И, выдержав паузу, отец скажет: «А я вас, господа, глубоко не уважаю! И больше в этих стенах ноги моей не будет!» Сойдёт с кафедры и в мёртвой тишине покинет зал.
Это ли не победа? Такие поступки входят в легенды. Игорь Виноградов свидетель, он видел. И я ему завидую!
Окончательно изгнанный из официальной научной среды, безработный доктор философских премудростей, Куницын выворачивает наизнанку и это «поражение», превращая в триумф.
Он читает лекции в Институте им. Гнесиных, в Литинституте и на ВЛК, которые собирают студентов со всей Москвы. В набитых под завязку аудиториях отлучённый от официальной печати профессор «публикует» свои идеи по эстетике, этике, истории мировой философии. Во главу всех наук он ставит проблему Личности, её свободы, а саму мировую историю впервые «пропускает» через эстетические категории Трагедии, Комедии и Иронии.
Заявляя, что «марксизм в России начинался со лжи», он разматывает почти детективную историю о том, как Вера Засулич и Плеханов, пойдя, в сущности, на историческое преступление, прячут письмо Маркса, в котором тот прямо заявляет, что писал «Капитал» не для России, а для Западной Европы.

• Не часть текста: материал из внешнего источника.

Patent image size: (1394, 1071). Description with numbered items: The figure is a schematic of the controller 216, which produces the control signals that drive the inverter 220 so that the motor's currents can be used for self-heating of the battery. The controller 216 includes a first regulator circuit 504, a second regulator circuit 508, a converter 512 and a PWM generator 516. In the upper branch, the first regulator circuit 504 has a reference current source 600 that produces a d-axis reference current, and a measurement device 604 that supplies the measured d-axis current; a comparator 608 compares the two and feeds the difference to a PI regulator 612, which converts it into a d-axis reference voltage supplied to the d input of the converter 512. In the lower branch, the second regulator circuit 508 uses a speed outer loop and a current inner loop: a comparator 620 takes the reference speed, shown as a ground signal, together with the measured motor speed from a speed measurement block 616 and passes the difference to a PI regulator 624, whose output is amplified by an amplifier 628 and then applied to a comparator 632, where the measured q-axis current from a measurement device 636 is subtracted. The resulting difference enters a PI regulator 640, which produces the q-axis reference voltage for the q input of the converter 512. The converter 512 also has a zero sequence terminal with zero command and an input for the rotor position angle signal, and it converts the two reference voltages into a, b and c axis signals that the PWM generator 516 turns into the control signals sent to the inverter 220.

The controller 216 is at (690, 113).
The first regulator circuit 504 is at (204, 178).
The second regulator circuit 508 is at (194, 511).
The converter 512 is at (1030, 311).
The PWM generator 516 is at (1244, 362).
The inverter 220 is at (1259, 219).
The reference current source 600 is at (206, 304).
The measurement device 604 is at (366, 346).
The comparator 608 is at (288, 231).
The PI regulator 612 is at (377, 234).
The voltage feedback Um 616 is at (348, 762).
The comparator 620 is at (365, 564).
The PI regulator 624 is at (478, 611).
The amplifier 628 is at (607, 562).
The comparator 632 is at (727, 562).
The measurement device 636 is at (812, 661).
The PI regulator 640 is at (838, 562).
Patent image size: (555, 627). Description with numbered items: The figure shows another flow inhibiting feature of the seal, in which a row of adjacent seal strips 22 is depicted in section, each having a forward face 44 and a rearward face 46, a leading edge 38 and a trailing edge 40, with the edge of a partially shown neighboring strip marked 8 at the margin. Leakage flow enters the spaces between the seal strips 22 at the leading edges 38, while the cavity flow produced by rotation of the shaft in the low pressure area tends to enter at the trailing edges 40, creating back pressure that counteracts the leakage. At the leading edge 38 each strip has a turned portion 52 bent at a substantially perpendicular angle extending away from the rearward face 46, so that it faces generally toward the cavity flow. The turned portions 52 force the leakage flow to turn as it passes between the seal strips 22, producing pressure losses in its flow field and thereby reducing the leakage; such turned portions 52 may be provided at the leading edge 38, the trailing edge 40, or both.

Студенчество отвечает ему взаимностью. Его не отпускают до дверей дома, заваливают цветами, как какого-то «народного». Наверное, потому, что чувствуют: этот не лжёт, не кривит душой, а бесстрашно, на глазах, торит дорогу к правде и истине. А если и заблуждается, то честно, потому что живой.
Однажды в Литинституте, на лекции, некий студент рассудил: «В XIX веке был Пушкин и был Куницын. В XX веке Куницын есть, а Пушкина нет. Значит… Пушкины рождаются реже». Отец смеялся до слёз. Любил в компаниях пересказывать этот случай.
Его плотно «пасли», слушали. Он говорил: «Это хорошо, пусть знают, что я о них думаю». И добавлял: «Дальше Сибири не сошлют, а Сибирь – моя родина».
И смотрел в Космос. Ещё в 1977 году первым из советских докторов философии начинает сотрудничество с Ф. Зигелем и В. Ажажой. Уфология захватывает до конца дней, выплёскиваясь в собственную концепцию и книгу о космологии…
Порой я задумываюсь, почему этот великолепный самородок всё-таки смог себя реализовать в эпоху «тотального коммунистического террора», а в «свободной России» оказался лишним? Не потому ли, что быть свободным и провозглашать свободу – совсем разные вещи?
Отец, тогда, в детстве, я впервые увидел, насколько ты выше остальных людей. Но ты оказался выше и своего Времени. И неизмеримо выше сегодняшнего… Спасибо, отец.